Here's What Warren Buffett Says He'd Do With a $1,400 Stimulus Check
How one of the most successful investors in the world would use a stimulus check.
Warren Buffett is not among the 85% of Americans receiving a third stimulus check. But if he were, the Oracle of Omaha knows what he would do with it.
In an online meeting for his company, Berkshire Hathaway, Buffett said the first thing he would do with extra money that came his way is pay off credit card debt. During that 2020 meeting, Buffett spoke of a friend who came into some money and asked Buffett's advice on what she should do with the windfall. During the conversation, he learned that she was carrying a credit card balance with 18% interest.
"It just doesn't make sense. You can't go through life borrowing money at those rates and be better off," Buffett told shareholders.
Using stimulus funds to pay down debt
The average credit card debt balance in the U.S. is $5,315. While a $1,400 stimulus payment won't eliminate the debt in full, let's look at how much you could save by paying it down. The first table shows what would happen if you put no stimulus funds toward paying down the debt:
Amount Owed | Interest Rate | Monthly Payment | Time to Pay Off | Total Interest Paid |
---|---|---|---|---|
$5,315 | 18% | $133 | 62 months | $2,858 |
Now here's what it would look like if you put $1,400 toward the credit card debt, but continued to make the same monthly payment:
Amount Owed | Interest Rate | Monthly Payment | Time to Pay Off | Total Interest Paid |
---|---|---|---|---|
$3,915 | 18% | $133 | 40 months | $1,289 |
Using your $1,400 stimulus check to pay down the credit card balance not only saves you $1,569 in interest payments, it shaves nearly two years off the time it takes to pay off the credit card.

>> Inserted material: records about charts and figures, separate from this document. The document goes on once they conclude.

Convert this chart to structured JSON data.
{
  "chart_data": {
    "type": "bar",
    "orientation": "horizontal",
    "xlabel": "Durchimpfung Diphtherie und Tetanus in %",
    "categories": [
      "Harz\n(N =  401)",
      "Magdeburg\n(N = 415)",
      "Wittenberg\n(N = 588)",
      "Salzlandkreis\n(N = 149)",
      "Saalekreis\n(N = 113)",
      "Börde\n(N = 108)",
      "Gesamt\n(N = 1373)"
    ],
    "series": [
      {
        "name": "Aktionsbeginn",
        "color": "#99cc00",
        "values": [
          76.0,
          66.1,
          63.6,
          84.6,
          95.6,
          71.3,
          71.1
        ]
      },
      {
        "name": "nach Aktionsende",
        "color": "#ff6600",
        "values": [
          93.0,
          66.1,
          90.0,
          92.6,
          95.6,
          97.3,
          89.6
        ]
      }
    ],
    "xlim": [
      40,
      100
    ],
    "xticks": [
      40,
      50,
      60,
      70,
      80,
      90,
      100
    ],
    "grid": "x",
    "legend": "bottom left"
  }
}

And that $1,569 is nothing to sneeze at. Those are funds you can use to build an emergency savings account, cover other financial obligations, or invest with a broker.
Taking it one step further
Let's say you owe more on high-interest debt and use your stimulus payment as a sort of down payment.
For this scenario, imagine you are paying 18% interest on $15,000 worth of debt.
Amount Owed | Interest Rate | Monthly Payment | Time to Pay Off | Total Interest Paid |
---|---|---|---|---|
$15,000 | 18% | $375 | 62 months | $8,079 |
Let's look at what happens if you pay that amount down by $1,400 and consolidate the rest through a lower-interest personal loan. If you continue making a monthly payment of $375, you pay the debt off 21 months sooner, and save a whopping $6,355 in interest.
Amount Owed | Interest Rate | Monthly Payment | Time to Pay Off | Total Interest Paid |
---|---|---|---|---|
$13,600 | 7% | $375 | 41 months | $1,724 |
Here's what it looks like if you lower your payment to $216 per month:
Amount Owed | Interest Rate | Monthly Payment | Time to Pay Off | Total Interest Paid |
---|---|---|---|---|
$13,600 | 7% | $216 | 79 months | $3,399 |
That way, it takes 79 months to pay the debt off in full, but you still pay $4,680 less in interest than if you'd hung on to the higher interest rate.
The problem with all-or-nothing thinking
When it comes to debt, it's easy to become discouraged, to buy into the notion that you'll never get out from under it. The truth is, no matter how much debt you face, chipping away at it works. Even if you start by paying it down with just a $1,400 stimulus check, that's $1,400 less that you owe.
The writer and researcher Robert Collier once wrote, "Success is the sum of small efforts -- repeated day in and day out." The sentiment definitely applies to personal finances. Whether you're chipping away at debt, building an emergency savings fund, investing for retirement, saving for vacation, or renovating your home a little at a time, you're moving in the right direction.